In the decision function of an SVM, you compute the scalar products of the support vectors (points that are on the margin of your hyperplane, or more precisely, the points that constrain your hyperplane) and your new sample point:
x· sv
The "z" the article defines is a new component that will be taken into account in the scalar product. A more mathematical way of seeing that is that you define a function phi that takes an original sample of your dataset, and transform it into a new vector. In our case, we simply add a new dimension (x3) based on the two original dimensions (x1, x2) that we add as a third component in our vector:
phi(x) = [x1, x2, x1² + x2²]
The scalar product we will have to compute in our decision function can then be expressed as (this is the a and b in the article, i.e. the sample and the support vector in our new space):
phi(x)· phi(sv)
The SVM doesn't need phi(x) or phi(sv), but the scalar product of those two numbers. The kernel trick is to find a function k that satisfies
k(x, sv) = phi(x)· phi(sv)
and that satisfies the Mercer's condition (I'll let Google explain what it is).

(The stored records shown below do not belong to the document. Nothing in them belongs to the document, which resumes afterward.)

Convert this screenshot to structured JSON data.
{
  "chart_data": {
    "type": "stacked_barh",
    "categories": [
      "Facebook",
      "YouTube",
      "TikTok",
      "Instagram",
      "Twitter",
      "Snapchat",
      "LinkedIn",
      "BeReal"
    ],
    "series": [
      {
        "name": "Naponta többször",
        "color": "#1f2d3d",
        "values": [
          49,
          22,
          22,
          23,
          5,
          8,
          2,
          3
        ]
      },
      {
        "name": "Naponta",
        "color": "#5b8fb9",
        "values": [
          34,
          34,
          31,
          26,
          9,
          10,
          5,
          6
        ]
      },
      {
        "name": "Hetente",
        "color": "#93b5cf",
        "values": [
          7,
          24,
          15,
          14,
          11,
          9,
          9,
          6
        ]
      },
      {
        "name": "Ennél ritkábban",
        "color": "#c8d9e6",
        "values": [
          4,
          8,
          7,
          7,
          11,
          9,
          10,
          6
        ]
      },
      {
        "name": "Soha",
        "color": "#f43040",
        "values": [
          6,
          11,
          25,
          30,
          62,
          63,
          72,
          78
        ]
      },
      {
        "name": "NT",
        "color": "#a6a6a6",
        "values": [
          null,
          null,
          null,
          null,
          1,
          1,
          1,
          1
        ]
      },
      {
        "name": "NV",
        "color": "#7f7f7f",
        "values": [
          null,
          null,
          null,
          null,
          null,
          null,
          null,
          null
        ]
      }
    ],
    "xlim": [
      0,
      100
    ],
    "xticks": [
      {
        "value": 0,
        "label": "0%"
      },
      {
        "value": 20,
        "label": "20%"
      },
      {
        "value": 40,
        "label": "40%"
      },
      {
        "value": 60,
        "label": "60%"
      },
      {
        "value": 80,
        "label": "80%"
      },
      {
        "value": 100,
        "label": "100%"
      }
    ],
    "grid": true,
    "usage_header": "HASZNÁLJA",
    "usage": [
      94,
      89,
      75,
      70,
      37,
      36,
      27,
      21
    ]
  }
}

Your SVM will compute this (simpler) k function, instead of the full scalar product. There are multiple "common" kernel functions used (Wikipedia has examples of them[1]), and choosing one is a parameter of your model (ideally, you would then setup a testing protocol to find the best one).
Thank you. This was an amazing explanation. I am new to SVM's but did not make the connection that margin points (observations along the margin of the hyperplane) become your support vectors. This makes a lot more sense.
And if I am following correctly, it would make sense that the final step would then be:
We would maximize the dot product of a new observation with the support vectors to determine its classification (red or blue)
During the learning phase of the SVM, you try to find an hyperplane that maximizes the margin.
The decision function of an SVM can be written as:
f(x) = sign(sum alpha_sv y_sv k(x, sv))
Where sum represents the sum over all support vectors "sv", "y_sv" represents the class of the sample (red=1, blue=-1, for example), "alpha_sv" is the result of the optimization in the learning phase during the learning phase (it is equal to zero for a point that is not a support vector, and is positive otherwise).
The decision function is a sum over all support vectors balanced by the "k" function (that can thus be seen a similarity function between 2 points in your kernel), the y_i will make the term positive or negative depending on the class of the support vector. You take the sign of this sum (1 -> red, -1 -> blue, in our example), and it gives you the predicted class of your sample.
Thanks for bringing some saner notation in here. I feel like blog posts and journal articles that abuse notation like this one just make people more allergic to math.